In the course of our studies on methods for the phosphorylation of nucleosides (i.e. nucleotide synthesis) we developed and used as the method of choice what has come to be known as the 'triester procedure', i.e. one in which one uses an active diester of, for example, phosphorochloridic acid as phosphorylating agent and subsequently removes selectively one or two ester groups from the resulting triester to give either a di-or a monoester of phosphoric acid. Although demonstrated by us to give good results in synthesising a dinucleotide, it appeared for some years to be superseded by other quicker but less selective routes based on direct diester formation. I find it sometimes a little difficult not to say 'I told you so!' when I see the triester procedure now being belatedly adopted for oligonucleotide syntheses as the method of choice where selectivity as well as yield is of importance.

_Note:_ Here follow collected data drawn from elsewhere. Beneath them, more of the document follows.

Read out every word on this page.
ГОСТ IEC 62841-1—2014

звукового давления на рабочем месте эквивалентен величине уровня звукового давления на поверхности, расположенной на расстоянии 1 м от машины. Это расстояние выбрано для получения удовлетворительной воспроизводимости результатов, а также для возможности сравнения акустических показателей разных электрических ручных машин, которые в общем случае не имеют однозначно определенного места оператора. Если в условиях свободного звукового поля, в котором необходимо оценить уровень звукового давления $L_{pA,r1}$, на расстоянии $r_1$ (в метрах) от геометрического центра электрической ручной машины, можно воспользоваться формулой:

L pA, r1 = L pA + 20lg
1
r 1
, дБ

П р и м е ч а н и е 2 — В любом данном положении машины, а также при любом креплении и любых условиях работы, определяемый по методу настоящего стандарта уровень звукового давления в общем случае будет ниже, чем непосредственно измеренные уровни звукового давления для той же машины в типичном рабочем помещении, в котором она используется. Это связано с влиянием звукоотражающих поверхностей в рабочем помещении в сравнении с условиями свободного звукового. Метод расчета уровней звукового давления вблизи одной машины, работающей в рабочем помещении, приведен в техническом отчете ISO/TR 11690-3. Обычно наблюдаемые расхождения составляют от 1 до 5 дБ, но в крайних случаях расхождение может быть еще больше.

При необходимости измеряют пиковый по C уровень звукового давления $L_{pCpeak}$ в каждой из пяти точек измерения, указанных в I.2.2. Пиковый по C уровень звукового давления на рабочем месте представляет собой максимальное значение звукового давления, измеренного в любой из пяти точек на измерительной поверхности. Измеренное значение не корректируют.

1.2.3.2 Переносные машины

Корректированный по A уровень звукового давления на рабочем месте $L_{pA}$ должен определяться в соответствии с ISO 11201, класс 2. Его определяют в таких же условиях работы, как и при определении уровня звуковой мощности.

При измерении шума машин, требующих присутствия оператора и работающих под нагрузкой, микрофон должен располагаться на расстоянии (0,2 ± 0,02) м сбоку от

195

The double helical conformation of DNA was advanced by Watson and Crick about two years after our clarification of the chemical structure which made it possible. I and my colleagues played no part in the development of the Watson-Crick model, largely because our interests at the time were essentially chemical and we really gave little thought to the physical conformation of the polynucleotide molecules in nature. A secondary reason may have been the almost total lack of contact between physics and chemistry in Cambridge - a lack of contact which is all too common in universities. It is true that before Watson and Crick were allowed to publish their paper Sir Lawrence Bragg, who was head of the Cavendish Laboratory, insisted that D. M. Brown and I should approve their model (which we did!). The reason for this insistence (which is mentioned in Watson's book The Double Helix but with no explanation) lay in the fact that only a year or two earlier Pauling had published the alpha-helical structure for a protein. Pauling sent copies of his manuscript both to Bragg and myself, and I well remember Bragg coming over to see me in the chemical laboratory (for the first time since my arrival in Cambridge) and asking me how Pauling could have chosen the alpha-helix from among three structures all equally possible on the basis of X-ray evidence, and all of which he (Bragg) had indicated in a paper with Perutz and Kendrew. He was quite shattered when I pointed out that any competent organic chemist, given the X-ray evidence, would unhesitatingly have chosen the alpha-helix. It was a direct consequence of this that he decided that no nucleic acid structure based on X-ray evidence would go out from his laboratory without it first being approved by me!